Он как будто колебался.

– Я приказываю вам… заклинаю вас памятью вашей матери, которую мы вместе оплакивали…

– О, Марта!…

Мое имя, произнесенное им, заставило меня вздрогнуть в приливе счастья.

– Итак, завтра, – повторила я, заглядывая ему в глаза.

– В эти же часы.

Мы поняли один другого. Я вернулась к остальным гостям, а Тиллинг, поцеловав мне руку и раскланявшись с присутствующими, скрылся за дверьми.

– Странный человек, – заметил отец, покачав головою. – Все, что он тут наболтал, едва ли бы встретило одобрение в правительственных сферах.


XII.


На следующей день, я опять дала приказание не принимать никого, кроме барона Тиллинга, как и при первом его визите.

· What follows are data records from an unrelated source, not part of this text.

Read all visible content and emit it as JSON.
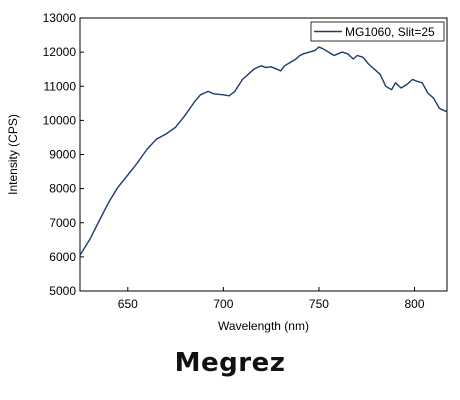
{
  "caption": "Megrez",
  "chart_data": {
    "type": "line",
    "title": "",
    "xlabel": "Wavelength (nm)",
    "ylabel": "Intensity (CPS)",
    "xlim": [
      625,
      817
    ],
    "ylim": [
      5000,
      13000
    ],
    "xticks": [
      650,
      700,
      750,
      800
    ],
    "yticks": [
      5000,
      6000,
      7000,
      8000,
      9000,
      10000,
      11000,
      12000,
      13000
    ],
    "grid": false,
    "legend_position": "top-right",
    "line_color": "#1f3a6e",
    "series": [
      {
        "name": "MG1060, Slit=25",
        "x": [
          625,
          630,
          635,
          640,
          645,
          650,
          655,
          660,
          665,
          670,
          675,
          680,
          685,
          688,
          690,
          692,
          695,
          700,
          703,
          706,
          710,
          713,
          716,
          718,
          720,
          722,
          725,
          728,
          730,
          732,
          735,
          738,
          740,
          742,
          745,
          748,
          750,
          752,
          755,
          758,
          760,
          762,
          765,
          768,
          770,
          773,
          776,
          779,
          782,
          785,
          788,
          790,
          793,
          796,
          799,
          801,
          804,
          807,
          810,
          813,
          817
        ],
        "y": [
          6050,
          6500,
          7050,
          7600,
          8050,
          8400,
          8750,
          9150,
          9450,
          9600,
          9800,
          10150,
          10550,
          10750,
          10800,
          10850,
          10780,
          10750,
          10720,
          10850,
          11200,
          11350,
          11500,
          11560,
          11600,
          11550,
          11570,
          11500,
          11450,
          11600,
          11700,
          11800,
          11900,
          11950,
          12000,
          12050,
          12150,
          12100,
          12000,
          11900,
          11950,
          12000,
          11950,
          11800,
          11900,
          11850,
          11650,
          11500,
          11350,
          11000,
          10900,
          11100,
          10950,
          11050,
          11200,
          11150,
          11100,
          10800,
          10650,
          10350,
          10250
        ]
      }
    ]
  }
}
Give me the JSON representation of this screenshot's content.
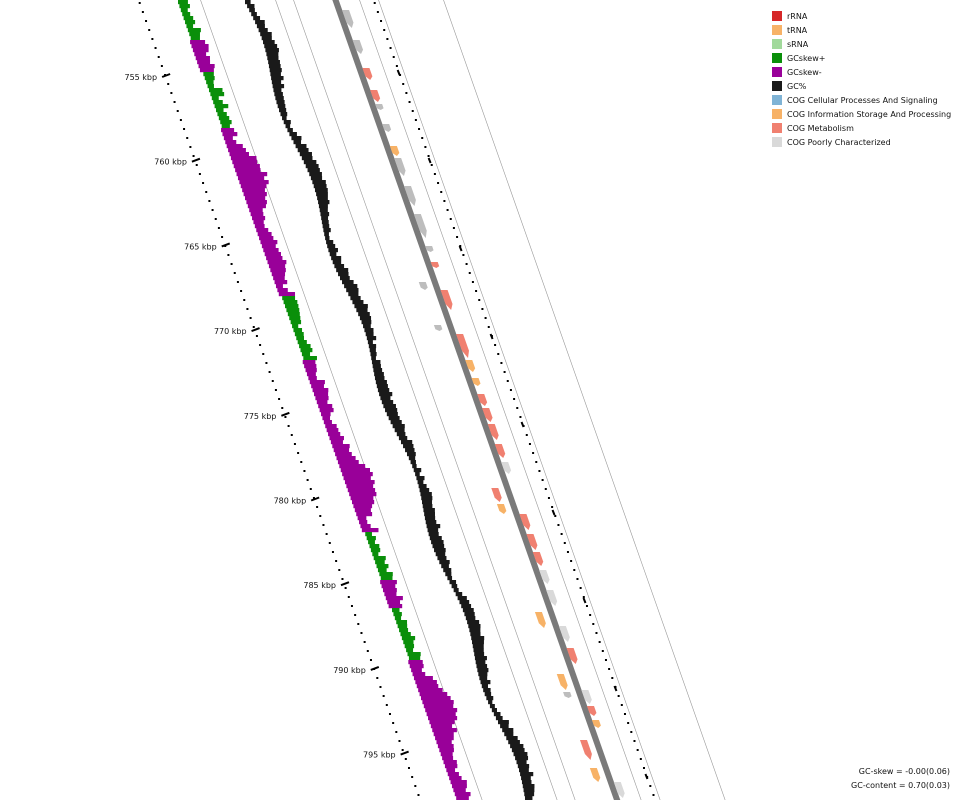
{
  "legend": [
    {
      "label": "rRNA",
      "color": "#d62728",
      "icon": "square-swatch"
    },
    {
      "label": "tRNA",
      "color": "#f7b267",
      "icon": "square-swatch"
    },
    {
      "label": "sRNA",
      "color": "#a1d99b",
      "icon": "square-swatch"
    },
    {
      "label": "GCskew+",
      "color": "#0a8f0a",
      "icon": "square-swatch"
    },
    {
      "label": "GCskew-",
      "color": "#990099",
      "icon": "square-swatch"
    },
    {
      "label": "GC%",
      "color": "#1a1a1a",
      "icon": "square-swatch"
    },
    {
      "label": "COG Cellular Processes And Signaling",
      "color": "#7fb3d5",
      "icon": "square-swatch"
    },
    {
      "label": "COG Information Storage And Processing",
      "color": "#f7b267",
      "icon": "square-swatch"
    },
    {
      "label": "COG Metabolism",
      "color": "#f08070",
      "icon": "square-swatch"
    },
    {
      "label": "COG Poorly Characterized",
      "color": "#d9d9d9",
      "icon": "square-swatch"
    }
  ],
  "axis": {
    "unit": "kbp",
    "tick_labels": [
      "755 kbp",
      "760 kbp",
      "765 kbp",
      "770 kbp",
      "775 kbp",
      "780 kbp",
      "785 kbp",
      "790 kbp",
      "795 kbp"
    ]
  },
  "stats": {
    "gc_skew": "GC-skew = -0.00(0.06)",
    "gc_content": "GC-content = 0.70(0.03)"
  },
  "colors": {
    "gc_content": "#1a1a1a",
    "skew_pos": "#0a8f0a",
    "skew_neg": "#990099",
    "backbone": "#7a7a7a",
    "guide_line": "#999999",
    "cog_metabolism": "#f08070",
    "cog_info": "#f7b267",
    "cog_poor": "#d9d9d9",
    "cog_grey": "#bdbdbd"
  }
}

Предстоящий разговор наполнял мое сердце и сладким нетерпением, и боязнью, и некоторым смущением. Я не знала хорошенько, что скажу ему, да и не хотела обдумывать. Если б он спросил: "итак, графиня, что такое намеревались вы мне сообщить? Чего вы от меня желаете?" Не могла же бы я ответить ему откровенно: "Я хотела сообщить вам, что люблю вас, а желаю я… чтоб ты остался". Но, конечно, он не станет допытываться моей тайны в такой сухой форме и мы поймем друг друга без категорических вопросов и ответов. Самое главное заключалось в том, чтоб увидеть его еще раз и, если разлука неизбежна, обменяться с ним, по крайней мере, задушевным словом, проститься, как следует… Но при одной мысли о прощании мои глаза наполнились слезами.

В эту минуту Тиллинг вошел в гостиную.

– Я повинуюсь вашему приказанию, графиня, и… Но что такое с вами?… – прервал он себя. – Вы плачете и теперь?